Intensive care patients who are on breathing support could be helped by a new tool to enable doctors to see inside their lungs in order to check for and monitor infections, inflammation and scarring. A multidisciplinary team at the University of Edinburgh Medical Research Council (MRC) Centre for Inflammation Research (CIR) will spend the next five years working to design, create and test a ‘point-of-care’ optical technology that has the potential to revolutionize pulmonary medicine and the care of acutely sick patients, thanks to a 11.5M GBP (about $17.5M USD) grant, according to a press release from the University of Edinburgh.

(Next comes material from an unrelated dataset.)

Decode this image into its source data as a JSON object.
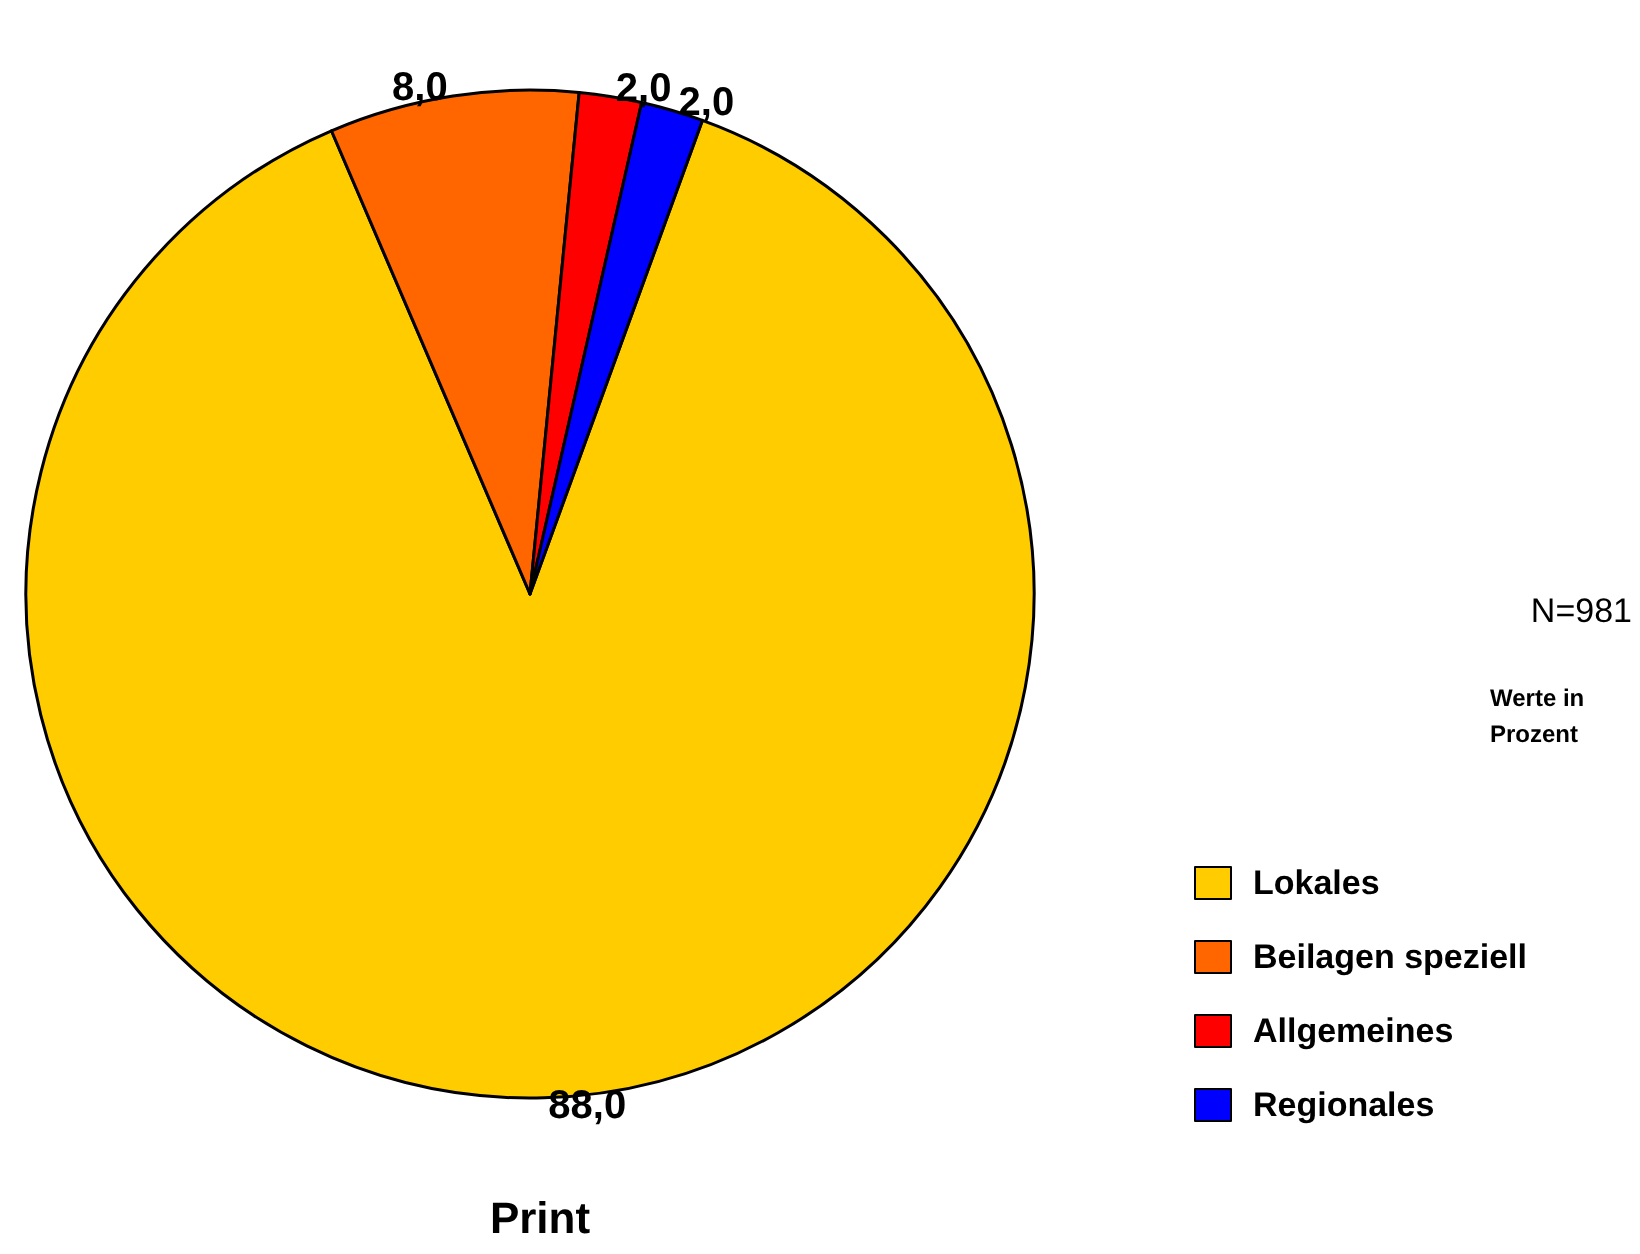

The team will use advanced fiber optic technology, new chemistries, microelectronics and computer intelligence to develop a microscopic probe that can be passed into patients’ blood vessels and lungs that aims to change the way disease is diagnosed, assessed, and monitored by providing real-time multiplexed in situ molecular pathology.

Along with measuring things such as oxygen, lactate and glucose in the patient’s blood and lungs, the device will detect bacteria, viruses, inflammation, and other harmful processes that could damage the lung.

The translational program will begin in October 2013 with the IRC Optical ‘Hub’ comprised of senior scientists from engineering, chemistry, physics, informatics and biology co-located in the CIR to work alongside clinician scientists.